An additional requirement of the stereo playback system is that the entire listening area must have equal coverage of both the left and right channels, at essentially equal levels. This is why your home stereo system has a “sweet spot” between the two loudspeakers, where the level differences and arrival time differences are small enough that the stereo image and localization are both maintained. This sweet spot is limited to a fairly small area between the two loudspeakers and when a listener is outside that area, the image collapses and only one or the other channel is heard. Living with this sweet spot in your living room may be OK, since you can put your couch there, but in a larger venue, like a church sanctuary or theatre auditorium, that sweet spot might only include 1/3 the audience, leaving 2/3 of the audience wondering why they only hear half the program.

In addition a stereo playback system must have the correct absolute phase response input to output for both channels. This means that a signal with a positive pressure waveform at the input to the system must have the same positive pressure waveform at the output of the system. So a drum, for instance, when struck produces a positive pressure waveform at the microphone and should produce a positive pressure waveform in the listening room. If you don’t believe that this makes a tremendous difference, try reversing the polarity of both your hifi loudspeakers some day and listening to a source that has a strong centre sound image like a solo voice.
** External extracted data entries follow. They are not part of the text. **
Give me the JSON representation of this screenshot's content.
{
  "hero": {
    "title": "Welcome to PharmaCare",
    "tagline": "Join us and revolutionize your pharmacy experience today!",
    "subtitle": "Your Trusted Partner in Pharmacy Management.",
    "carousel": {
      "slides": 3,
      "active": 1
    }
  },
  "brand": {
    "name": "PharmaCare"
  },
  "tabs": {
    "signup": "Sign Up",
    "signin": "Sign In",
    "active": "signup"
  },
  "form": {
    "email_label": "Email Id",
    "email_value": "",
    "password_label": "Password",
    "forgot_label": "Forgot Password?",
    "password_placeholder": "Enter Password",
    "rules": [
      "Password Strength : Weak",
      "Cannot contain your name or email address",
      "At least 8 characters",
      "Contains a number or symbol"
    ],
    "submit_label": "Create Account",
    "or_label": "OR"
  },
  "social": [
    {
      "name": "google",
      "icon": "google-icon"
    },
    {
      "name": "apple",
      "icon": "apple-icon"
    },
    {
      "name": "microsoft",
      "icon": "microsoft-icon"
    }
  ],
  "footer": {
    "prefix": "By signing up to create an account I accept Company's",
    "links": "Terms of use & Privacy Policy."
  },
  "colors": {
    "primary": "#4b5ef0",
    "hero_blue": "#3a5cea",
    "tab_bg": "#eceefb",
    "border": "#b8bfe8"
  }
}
When the absolute polarity is flipped the wrong way, you won’t find a stable centre channel image, it will wander around away from the centre, localizing out at both the loudspeakers.


I don’t have any more time to invest in this conversation. I think I’ve been very clear with the points I wanted to make. I’m not sure about what we’re talking about anymore.


Right, that is completely understood.

However, you implied that the DT is mono. Where as it is not.

As it uses pan for samples, even with FX off, it is simulated stereo, sure. But not mono.

No one has suggested it is “true stereo” which is understood as stereo in — > stereo out.